Kenya charged four men on Monday in connection with the Westgate mall massacre in September, in which at least 67 people were killed, AFP reports.
“The accused persons carried out a terrorist attack at Westgate Shopping Mall on September 21 by supporting a terrorist group,” the charge sheet quoted by the news agency read.
All pleaded not guilty to the charges, which also included entering Kenya illegally and obtaining false identification documents.
None are accused of being the gunmen in the mall.
The four, who are all ethnic Somalis, have been named as Mohammed Ahmed Abdi, Liban Abdullah, Adan Adan and Hussein Hassan.
The suspects, who had no lawyer, were remanded in custody for one week after the prosecution asked for more time for further investigations.

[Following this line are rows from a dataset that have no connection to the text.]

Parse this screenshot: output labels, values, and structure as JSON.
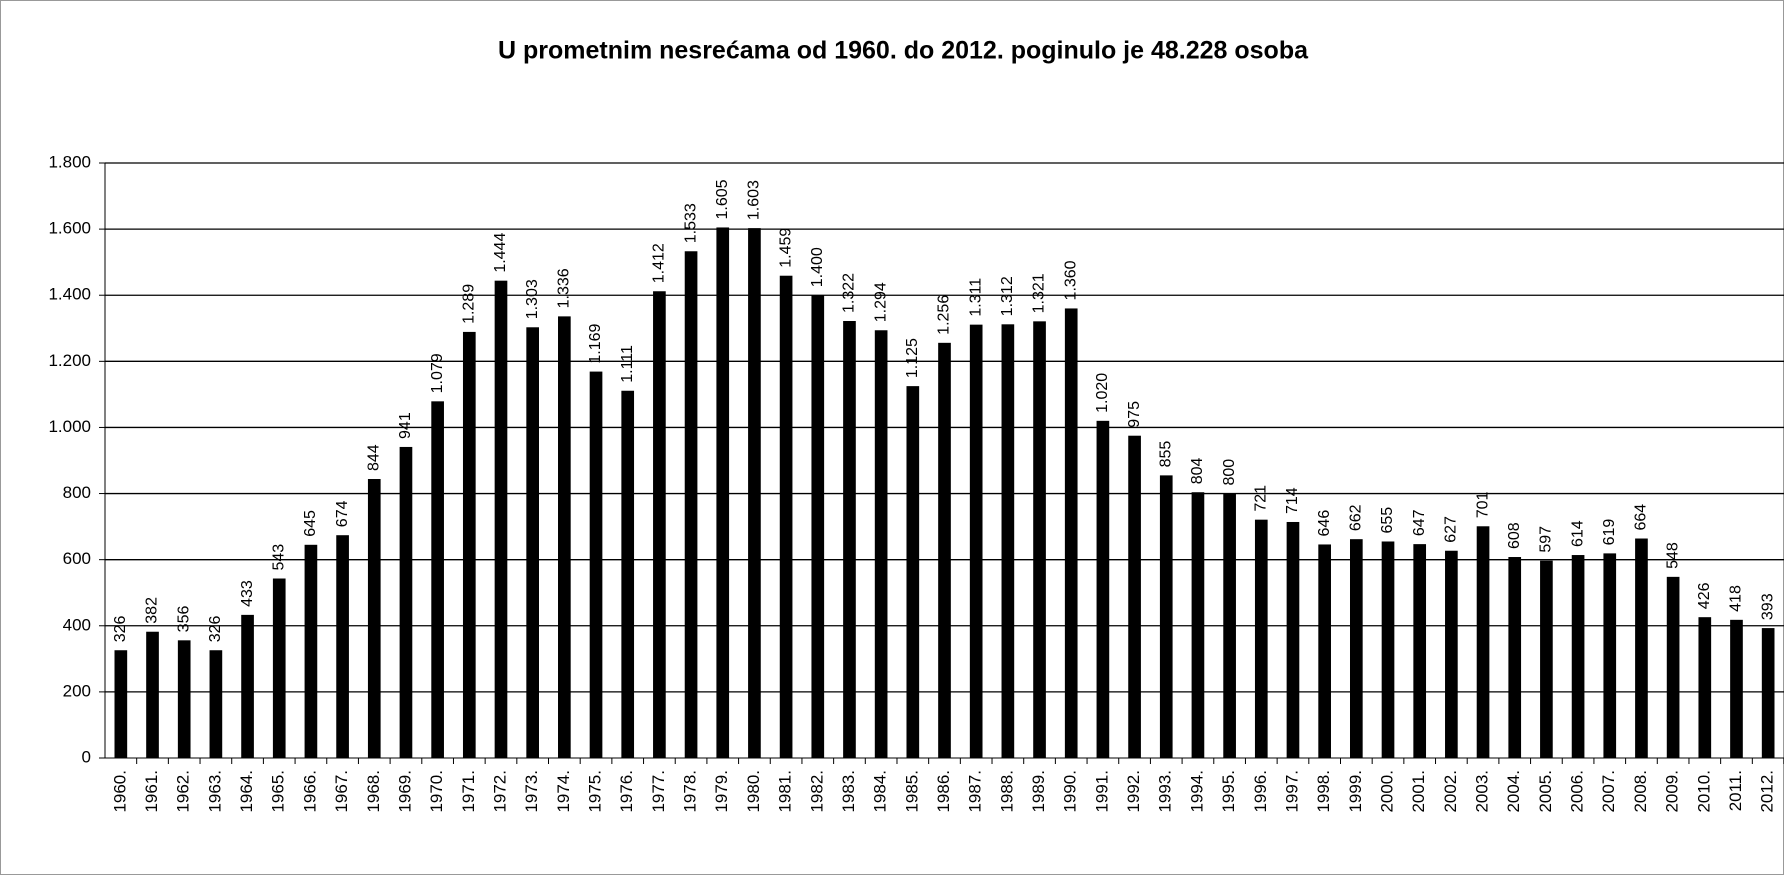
{
  "chart_data": {
    "type": "bar",
    "title": "U prometnim nesrećama od 1960. do 2012. poginulo je 48.228 osoba",
    "categories": [
      "1960.",
      "1961.",
      "1962.",
      "1963.",
      "1964.",
      "1965.",
      "1966.",
      "1967.",
      "1968.",
      "1969.",
      "1970.",
      "1971.",
      "1972.",
      "1973.",
      "1974.",
      "1975.",
      "1976.",
      "1977.",
      "1978.",
      "1979.",
      "1980.",
      "1981.",
      "1982.",
      "1983.",
      "1984.",
      "1985.",
      "1986.",
      "1987.",
      "1988.",
      "1989.",
      "1990.",
      "1991.",
      "1992.",
      "1993.",
      "1994.",
      "1995.",
      "1996.",
      "1997.",
      "1998.",
      "1999.",
      "2000.",
      "2001.",
      "2002.",
      "2003.",
      "2004.",
      "2005.",
      "2006.",
      "2007.",
      "2008.",
      "2009.",
      "2010.",
      "2011.",
      "2012."
    ],
    "values": [
      326,
      382,
      356,
      326,
      433,
      543,
      645,
      674,
      844,
      941,
      1079,
      1289,
      1444,
      1303,
      1336,
      1169,
      1111,
      1412,
      1533,
      1605,
      1603,
      1459,
      1400,
      1322,
      1294,
      1125,
      1256,
      1311,
      1312,
      1321,
      1360,
      1020,
      975,
      855,
      804,
      800,
      721,
      714,
      646,
      662,
      655,
      647,
      627,
      701,
      608,
      597,
      614,
      619,
      664,
      548,
      426,
      418,
      393
    ],
    "value_labels": [
      "326",
      "382",
      "356",
      "326",
      "433",
      "543",
      "645",
      "674",
      "844",
      "941",
      "1.079",
      "1.289",
      "1.444",
      "1.303",
      "1.336",
      "1.169",
      "1.111",
      "1.412",
      "1.533",
      "1.605",
      "1.603",
      "1.459",
      "1.400",
      "1.322",
      "1.294",
      "1.125",
      "1.256",
      "1.311",
      "1.312",
      "1.321",
      "1.360",
      "1.020",
      "975",
      "855",
      "804",
      "800",
      "721",
      "714",
      "646",
      "662",
      "655",
      "647",
      "627",
      "701",
      "608",
      "597",
      "614",
      "619",
      "664",
      "548",
      "426",
      "418",
      "393"
    ],
    "color": "#000000",
    "ylim": [
      0,
      1800
    ],
    "yticks": [
      0,
      200,
      400,
      600,
      800,
      {
        "value": 1000,
        "label": "1.000"
      },
      {
        "value": 1200,
        "label": "1.200"
      },
      {
        "value": 1400,
        "label": "1.400"
      },
      {
        "value": 1600,
        "label": "1.600"
      },
      {
        "value": 1800,
        "label": "1.800"
      }
    ],
    "grid": true
  }
}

All the gunmen in the Westgate attack - totalling just four, not the dozen that security forces had initially reported - are understood to have died during the four-day siege.
Witnesses in the mall described how the gunmen stormed the crowded complex, firing from the hip and hurling grenades at shoppers and staff.
The gunmen coldly executed scores of people, with witnesses recounting how in some cases they called out to those wounded, then shot them at close range.
The attack was claimed by Somalia's Al-Qaeda-linked Al-Shabaab group as retaliation for Kenya's military presence in Somalia.
Prior to the massacre, Kenya was reportedly warned by several countries, including Israel, that there was a high risk of an attack in the country.
Israeli services also reportedly played a lead role in the investigation into the attack.
Over the weekend, Kenya's air force bombed an Al-Shabaab training camp housing 300 terrorists in Somalia's south-western Dinsoor region.